Trina jumps to her feet, and they embrace with him angled just enough so he doesn’t see me. A woman enters the room after him. She has pin-straight black hair framing the bronze skin of her face, and she is wearing a bright yellow pantsuit that complements her features beautifully. I’ve never seen her before, but she smiles warmly at me.

“You must be S.J. Falmouth.” She extends her hand, and it takes me a moment to remember that’s my name here, at least until Casey gets a look at me. “I’m Esmerelda Chavez, one of the publicists here at Anastasios Press. But everyone calls me Meri.”

I stand and shake her hand. “Pleasure to meet you, Meri.”

“And this man who has apparently forgotten his manners is—”

“Oh, fuck,” Casey curses. When my gaze snaps to him, he’s staring at me slack-jawed with pinched eyes. He does not look at all happy to see me.

Stupidly, I give him a little wave. “Hi, Casey. How are you?”

“You two know each other?” Meri asks with a forced politeness, clearly trying to salvage the situation.

He drags a hand down his jaw and turns his head toward Trina, though his eyes linger on me. “I knew you were acting weird. I wish you had told me,” he grinds out, ignoring Meri’s question.

“Surprise!” Trina wiggles her hands in a sort of jazzy motion, the bangles at her wrists jingling with a cheeriness no one is feeling. “S.J. Falmouth is actually Scarlett Frye! Which is why we wanted to meet to discuss marketing.”

“This is…” Casey trails off and finally drags his dark eyes away from me. They land on Trina, and not in a kind way. “This is not good.”

She furrows her brow. “Why not? I mean, I know you weren’t expecting this, but everyone loves a comeback, right? And I thought you said JMP doesn’t really check up on you all over here, so…”

Trina goes on and on, talking a mile a minute. The door opens again, but my back is to it, and I’m too engrossed in this exchange to turn and look. Which is why I’m gobsmacked when the newcomer speaks.

“Sorry I’m late. There was some traffic coming back from lunch.”

It’s a familiar voice. One that used to be closer to my heart than my own. One that filled the gaps in my soul and whispered to me in the dark.
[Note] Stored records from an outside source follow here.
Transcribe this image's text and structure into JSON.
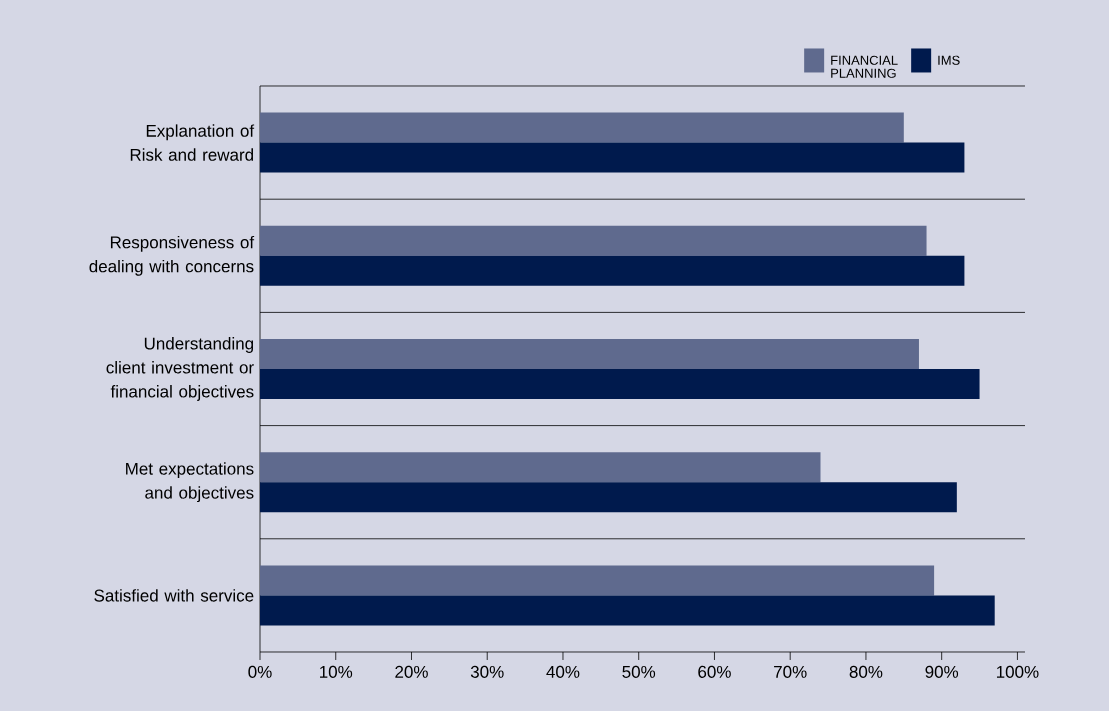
{
  "chart_data": {
    "type": "bar",
    "orientation": "horizontal",
    "categories": [
      "Explanation of Risk and reward",
      "Responsiveness of dealing with concerns",
      "Understanding client investment or financial objectives",
      "Met expectations and objectives",
      "Satisfied with service"
    ],
    "series": [
      {
        "name": "FINANCIAL PLANNING",
        "color": "#5f6a8e",
        "values": [
          85,
          88,
          87,
          74,
          89
        ]
      },
      {
        "name": "IMS",
        "color": "#001a4d",
        "values": [
          93,
          93,
          95,
          92,
          97
        ]
      }
    ],
    "xlim": [
      0,
      101
    ],
    "xticks": [
      {
        "value": 0,
        "label": "0%"
      },
      {
        "value": 10,
        "label": "10%"
      },
      {
        "value": 20,
        "label": "20%"
      },
      {
        "value": 30,
        "label": "30%"
      },
      {
        "value": 40,
        "label": "40%"
      },
      {
        "value": 50,
        "label": "50%"
      },
      {
        "value": 60,
        "label": "60%"
      },
      {
        "value": 70,
        "label": "70%"
      },
      {
        "value": 80,
        "label": "80%"
      },
      {
        "value": 90,
        "label": "90%"
      },
      {
        "value": 100,
        "label": "100%"
      }
    ],
    "grid": "y",
    "legend": "top right"
  }
}
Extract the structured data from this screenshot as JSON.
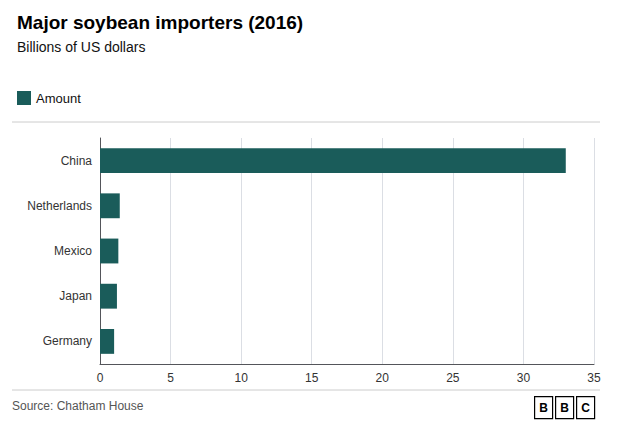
{
  "chart_data": {
    "type": "bar",
    "orientation": "horizontal",
    "title": "Major soybean importers (2016)",
    "subtitle": "Billions of US dollars",
    "source": "Source: Chatham House",
    "annotations": [
      "B",
      "B",
      "C"
    ],
    "categories": [
      "Germany",
      "Japan",
      "Mexico",
      "Netherlands",
      "China"
    ],
    "series": [
      {
        "name": "Amount",
        "color": "#1a5c5a",
        "values": [
          1.0,
          1.2,
          1.3,
          1.4,
          33.0
        ]
      }
    ],
    "xlim": [
      0,
      35
    ],
    "xticks": [
      0,
      5,
      10,
      15,
      20,
      25,
      30,
      35
    ],
    "grid": true,
    "legend": "upper left"
  }
}
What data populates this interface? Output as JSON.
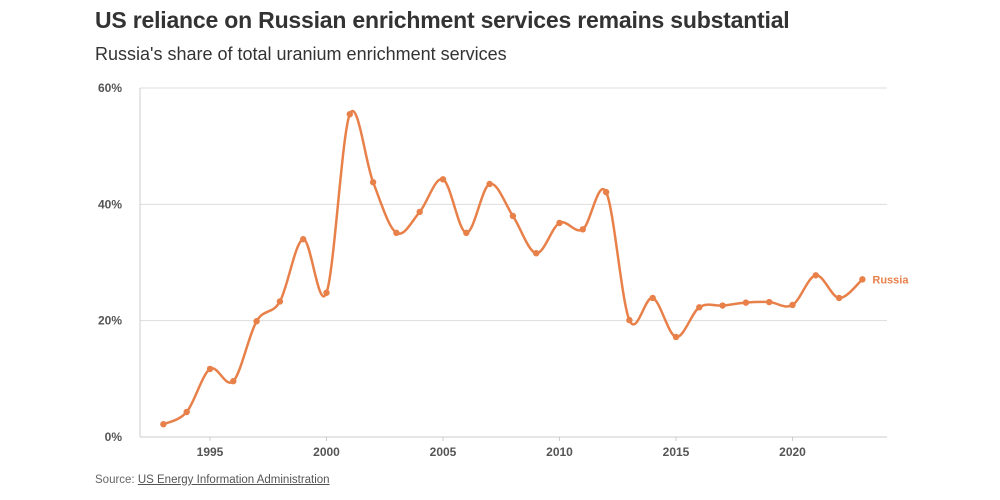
{
  "header": {
    "title": "US reliance on Russian enrichment services remains substantial",
    "subtitle": "Russia's share of total uranium enrichment services"
  },
  "footer": {
    "source_prefix": "Source: ",
    "source_link": "US Energy Information Administration"
  },
  "colors": {
    "series": "#E8804A",
    "grid": "#dddddd",
    "axis": "#cccccc"
  },
  "chart_data": {
    "type": "line",
    "title": "US reliance on Russian enrichment services remains substantial",
    "subtitle": "Russia's share of total uranium enrichment services",
    "xlabel": "",
    "ylabel": "",
    "xlim": [
      1992,
      2024
    ],
    "ylim": [
      0,
      60
    ],
    "x_ticks": [
      1995,
      2000,
      2005,
      2010,
      2015,
      2020
    ],
    "x_tick_labels": [
      "1995",
      "2000",
      "2005",
      "2010",
      "2015",
      "2020"
    ],
    "y_ticks": [
      0,
      20,
      40,
      60
    ],
    "y_tick_labels": [
      "0%",
      "20%",
      "40%",
      "60%"
    ],
    "grid": "horizontal",
    "legend": "inline label at end of series (right)",
    "x": [
      1993,
      1994,
      1995,
      1996,
      1997,
      1998,
      1999,
      2000,
      2001,
      2002,
      2003,
      2004,
      2005,
      2006,
      2007,
      2008,
      2009,
      2010,
      2011,
      2012,
      2013,
      2014,
      2015,
      2016,
      2017,
      2018,
      2019,
      2020,
      2021,
      2022,
      2023
    ],
    "series": [
      {
        "name": "Russia",
        "values": [
          2.2,
          4.3,
          11.7,
          9.6,
          19.9,
          23.3,
          34.0,
          24.8,
          55.5,
          43.8,
          35.1,
          38.7,
          44.3,
          35.1,
          43.5,
          38.0,
          31.6,
          36.8,
          35.7,
          42.1,
          20.1,
          23.9,
          17.2,
          22.3,
          22.6,
          23.1,
          23.2,
          22.7,
          27.8,
          23.9,
          27.1
        ]
      }
    ]
  }
}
But surely he isn’t here right now. I’ve just been stressed out about this whole thing, and I’m mistaking someone else’s voice for his. That has to be it. There’s no other explanation. Unless…

I freeze. Trina glances over my shoulder, and her eyes go wide. Her red lips form an O, and it would appear she’s been rendered speechless. Casey watches me carefully, and poor Meri is just standing there in her bright yellow pantsuit with her hands clasped in front of her and a smile plastered on her face.

“What is going on?” comes that voice again, and I squeeze my eyes shut, trying to persuade myself that Ryan Whitlock isn’t standing right behind me.

It’s Casey who jumps in first. He clears his throat and puts a gentle hand on my shoulder, encouraging me to turn around.

“We were just getting started with introductions,” he says as I turn as slowly as I possibly can to face my fate.

It is him standing there. The man I loved more than I loved my writing career, who pored over my words with me at such length, I wasn’t sure which were his and which were mine. Bodies and souls and words entwined in a love deeper than any I’ve experienced before or since.

The man I walked away from when I rejected my offer from JMP.

People are saying things in a flurry behind me now, but I don’t catch any of them. I have tunnel vision, laser-focused on Ryan standing in front of me, looking somehow better for the five years since I saw him last. He’s wearing a thin, navy V-neck sweater and fitted gray slacks. His classic dark-rimmed glasses frame his brown eyes which also seem to be zeroing in on me. The brown hair I used to run my fingers through is longer now, and my hand twitches to find out if it’s still as silky as it was then.

“Scarlett.” His voice is several decibels lower than the frenzy behind me. And yet, it’s all I can hear.

I can’t move, can’t speak. I can only nod slightly, and his hand flies to his mouth. He laughs, then—a harsh sound and not at all the joyous one he used to save for me. The room grows quiet at the noise.

“It was you,” he says, and if I’m not mistaken, his words are laced with awe.